Langelfeld kentinde 20 Ocak’ta düzenlenen UID 8. Olağan Genel Kurulunda başkan seçilen Aslan, Birliğin Köln kentindeki Genel Merkezinde, AA muhabirine açıklamalarda bulundu.
Almanya merkezli UID’nin dünya genelindeki 55 merkezde faaliyet gösteren bir sivil toplum kuruluşu olduğunun altını çizen Aslan, “Bundan önce olduğu gibi önümüzdeki dönemde de daha çok yoğunlaşarak Türk diasporasının ihtiyaçlarını karşılama yönünde çaba göstereceğiz.” dedi.
UID’nin yeni dönemde önemsediği konuları aktaran Aslan, şunları kaydetti:
“Koruyucu aile konusu ile gençlerimizin eğitimi konuları mutlaka ele alacağımız konulardan. Siyaset akademileri, kültür ve sanat etkinlikleri, ana dilde eğitim gibi birçok konuyu önümüzdeki süreçte projelendireceğiz ve bunları bölgelerimizde, şubelerimizde yaygınlaştıracağız. Bunun orta ve uzun vadede gençlerimize katkısı olacağını da hep birlikte göreceğiz. Genç kardeşlerimizin toplumda daha fazla yer edinebilmeleri için eğitim alabilecekleri ortamları oluşturabilmek, kendilerini gerek iş gerek sosyal hayatta daha iyi ifade edebilecekleri kıvama, kaliteye getirme gayreti içinde olacağız.
Özellikle sosyal katılım bizim için en önemli çalışmalardan biri olacak. Hepimizin takip ettiği üzere birkaç ay sonra Avrupa Parlamentosu (AP) seçimleri düzenlenecek. Buraya özellikle genç kardeşlerimizin katılımı konusunda yoğun bir çalışma içinde olacağız.”
“Irkçılık karşıtı gösteriler çok değerli”

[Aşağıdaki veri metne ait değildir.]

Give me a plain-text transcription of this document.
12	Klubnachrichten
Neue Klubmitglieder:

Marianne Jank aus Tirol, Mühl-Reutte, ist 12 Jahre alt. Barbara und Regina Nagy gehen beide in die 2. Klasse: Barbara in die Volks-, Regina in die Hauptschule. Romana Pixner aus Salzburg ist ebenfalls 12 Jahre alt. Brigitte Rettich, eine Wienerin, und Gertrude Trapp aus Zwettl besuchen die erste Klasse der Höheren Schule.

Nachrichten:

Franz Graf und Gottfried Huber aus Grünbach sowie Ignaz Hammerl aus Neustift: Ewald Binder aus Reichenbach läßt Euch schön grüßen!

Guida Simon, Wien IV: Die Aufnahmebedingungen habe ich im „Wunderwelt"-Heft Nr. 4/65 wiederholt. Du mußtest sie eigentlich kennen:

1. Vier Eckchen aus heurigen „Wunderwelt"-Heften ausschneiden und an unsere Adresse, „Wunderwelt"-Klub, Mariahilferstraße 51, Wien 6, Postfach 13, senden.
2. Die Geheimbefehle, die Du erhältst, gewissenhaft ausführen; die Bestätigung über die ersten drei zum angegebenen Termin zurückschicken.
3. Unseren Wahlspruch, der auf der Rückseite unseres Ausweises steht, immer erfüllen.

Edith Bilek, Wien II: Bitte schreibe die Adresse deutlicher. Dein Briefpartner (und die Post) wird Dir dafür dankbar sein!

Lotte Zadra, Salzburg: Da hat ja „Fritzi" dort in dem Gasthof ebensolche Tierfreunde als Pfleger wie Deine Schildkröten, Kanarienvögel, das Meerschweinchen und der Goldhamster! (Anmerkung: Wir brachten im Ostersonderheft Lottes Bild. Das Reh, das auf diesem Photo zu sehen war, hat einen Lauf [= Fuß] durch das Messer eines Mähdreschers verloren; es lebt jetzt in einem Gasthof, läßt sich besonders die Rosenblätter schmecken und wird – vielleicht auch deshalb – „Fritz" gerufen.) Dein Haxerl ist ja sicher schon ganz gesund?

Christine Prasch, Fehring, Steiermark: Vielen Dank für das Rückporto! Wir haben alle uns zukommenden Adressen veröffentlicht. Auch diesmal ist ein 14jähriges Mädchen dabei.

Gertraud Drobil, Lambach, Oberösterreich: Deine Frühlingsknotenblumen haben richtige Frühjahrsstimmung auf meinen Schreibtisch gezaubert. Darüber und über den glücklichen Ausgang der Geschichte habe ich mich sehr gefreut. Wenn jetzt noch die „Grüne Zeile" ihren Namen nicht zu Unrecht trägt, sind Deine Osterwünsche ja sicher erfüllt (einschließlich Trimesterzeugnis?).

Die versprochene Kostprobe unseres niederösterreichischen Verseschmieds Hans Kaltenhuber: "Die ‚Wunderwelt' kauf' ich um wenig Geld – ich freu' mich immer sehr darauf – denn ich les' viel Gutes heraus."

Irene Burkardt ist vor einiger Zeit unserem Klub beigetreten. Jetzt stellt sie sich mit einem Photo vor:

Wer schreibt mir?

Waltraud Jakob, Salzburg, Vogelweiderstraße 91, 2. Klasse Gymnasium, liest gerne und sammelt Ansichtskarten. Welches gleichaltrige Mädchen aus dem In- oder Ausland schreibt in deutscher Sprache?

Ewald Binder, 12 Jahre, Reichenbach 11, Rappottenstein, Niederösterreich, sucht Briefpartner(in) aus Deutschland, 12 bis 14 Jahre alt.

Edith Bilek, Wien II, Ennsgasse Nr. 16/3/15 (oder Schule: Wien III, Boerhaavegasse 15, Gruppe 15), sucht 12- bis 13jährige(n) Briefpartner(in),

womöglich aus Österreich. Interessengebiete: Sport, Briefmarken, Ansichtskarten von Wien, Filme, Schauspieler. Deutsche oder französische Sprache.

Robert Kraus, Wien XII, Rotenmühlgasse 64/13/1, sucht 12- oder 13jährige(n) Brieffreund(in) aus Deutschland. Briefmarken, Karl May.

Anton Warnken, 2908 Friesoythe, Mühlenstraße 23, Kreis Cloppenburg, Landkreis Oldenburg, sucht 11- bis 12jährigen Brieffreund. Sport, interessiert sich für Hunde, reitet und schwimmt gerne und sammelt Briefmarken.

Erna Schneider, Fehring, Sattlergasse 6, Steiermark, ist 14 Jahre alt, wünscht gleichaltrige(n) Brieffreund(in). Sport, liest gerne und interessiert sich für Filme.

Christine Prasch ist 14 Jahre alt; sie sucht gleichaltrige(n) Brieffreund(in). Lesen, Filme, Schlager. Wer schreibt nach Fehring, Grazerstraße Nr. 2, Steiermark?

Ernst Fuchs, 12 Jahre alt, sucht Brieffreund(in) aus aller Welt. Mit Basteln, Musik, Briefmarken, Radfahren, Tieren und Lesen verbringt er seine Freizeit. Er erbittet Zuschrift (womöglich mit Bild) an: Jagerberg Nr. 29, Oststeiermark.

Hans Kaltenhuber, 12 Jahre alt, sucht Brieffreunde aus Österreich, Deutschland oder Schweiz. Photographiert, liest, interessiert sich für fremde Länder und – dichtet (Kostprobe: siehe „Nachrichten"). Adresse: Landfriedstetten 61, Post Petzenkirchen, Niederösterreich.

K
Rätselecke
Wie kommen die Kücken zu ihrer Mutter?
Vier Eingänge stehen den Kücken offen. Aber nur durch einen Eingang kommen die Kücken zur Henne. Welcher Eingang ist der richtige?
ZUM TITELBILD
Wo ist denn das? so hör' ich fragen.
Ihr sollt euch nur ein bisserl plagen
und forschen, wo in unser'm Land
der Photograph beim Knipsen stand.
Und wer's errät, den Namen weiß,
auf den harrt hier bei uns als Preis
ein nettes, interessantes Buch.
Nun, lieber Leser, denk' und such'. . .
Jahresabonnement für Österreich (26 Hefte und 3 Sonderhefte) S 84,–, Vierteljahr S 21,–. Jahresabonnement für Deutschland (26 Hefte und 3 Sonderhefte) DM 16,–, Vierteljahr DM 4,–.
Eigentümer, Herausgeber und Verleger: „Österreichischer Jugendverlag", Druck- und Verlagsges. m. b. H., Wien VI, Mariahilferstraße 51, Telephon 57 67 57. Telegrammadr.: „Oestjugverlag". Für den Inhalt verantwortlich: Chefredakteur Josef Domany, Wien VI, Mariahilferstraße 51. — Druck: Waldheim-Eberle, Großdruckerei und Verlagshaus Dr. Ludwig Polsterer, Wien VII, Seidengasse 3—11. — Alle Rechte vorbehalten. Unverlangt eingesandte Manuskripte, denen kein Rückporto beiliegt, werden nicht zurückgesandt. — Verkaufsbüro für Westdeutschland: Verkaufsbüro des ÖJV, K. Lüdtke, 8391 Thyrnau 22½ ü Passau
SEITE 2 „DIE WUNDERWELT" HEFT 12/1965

Almanya’da özellikle son dönemlerde yabancı düşmanlığı ve ırkçılığı protesto için yüz binlerce insanın hafta sonları meydanları doldurmasını olumlu karşıladıklarını belirten Aslan, “Biz meydanlara akın eden binlerce insanın göstermiş olduğu ırkçılık karşıtlığının çok değerli olduğunu görüyoruz. Bunun önümüzdeki süreçlerde daha da fazlalaşacağını düşünüyorum ve Almanya’daki bu durum diğer ülkelere de örnek teşkil edecektir. ‘Batı toplumlarında yaşayan herkesin ırkçı olduğu’ yönünde bir algı var, ancak bu toplanmalar ve meydanlara akınlar bu görüşün aksini göstermektedir. Bu gösterilerin devam etmesi lazım.” ifadelerini kullandı.
Çifte vatandaşlık yasasının önemi
Almanya’da federal meclisten geçen ve Cumhurbaşkanı Frank-Walter Steinmeier’in onayı sonrası resmi gazetede yayımlandıktan sonra yürürlüğe girecek olan çifte vatandaşlık yasasının özellikle Türk toplumu ve diğer göçmen kökenlilere olumlu yönde etkisi olacağını vurgulayan Aslan, göçmen kökenlilerin Alman vatandaşlığı alırken kendi vatandaşlığını da koruyabilecek olmasının buradaki uyuma da katkı sunacağını dile getirdi.
Yasa yürürlüğe girdikten sonra Almanya’da yaşayan Türkleri çifte vatandaş olmaya davet eden Aslan, şunları kaydetti:
“Çifte vatandaşlık yasallaştıktan sonra her bir vatandaşımızın mutlaka ama mutlaka Almanya vatandaşlığına geçmesini şiddetle tavsiye ediyorum. Çünkü bunu yaptığımız takdirde, siyasi katılımımızı aktif bir şekilde gerçekleştirebileceğiz. Önümüzdeki süreçte, orta ve uzun vadede bizim buradaki gücümüz daha da hissedilir olacak. Vatandaşlığa geçip siyasi katılımı aktif olarak gerçekleştirirsek burada söz sahibi olabiliriz.”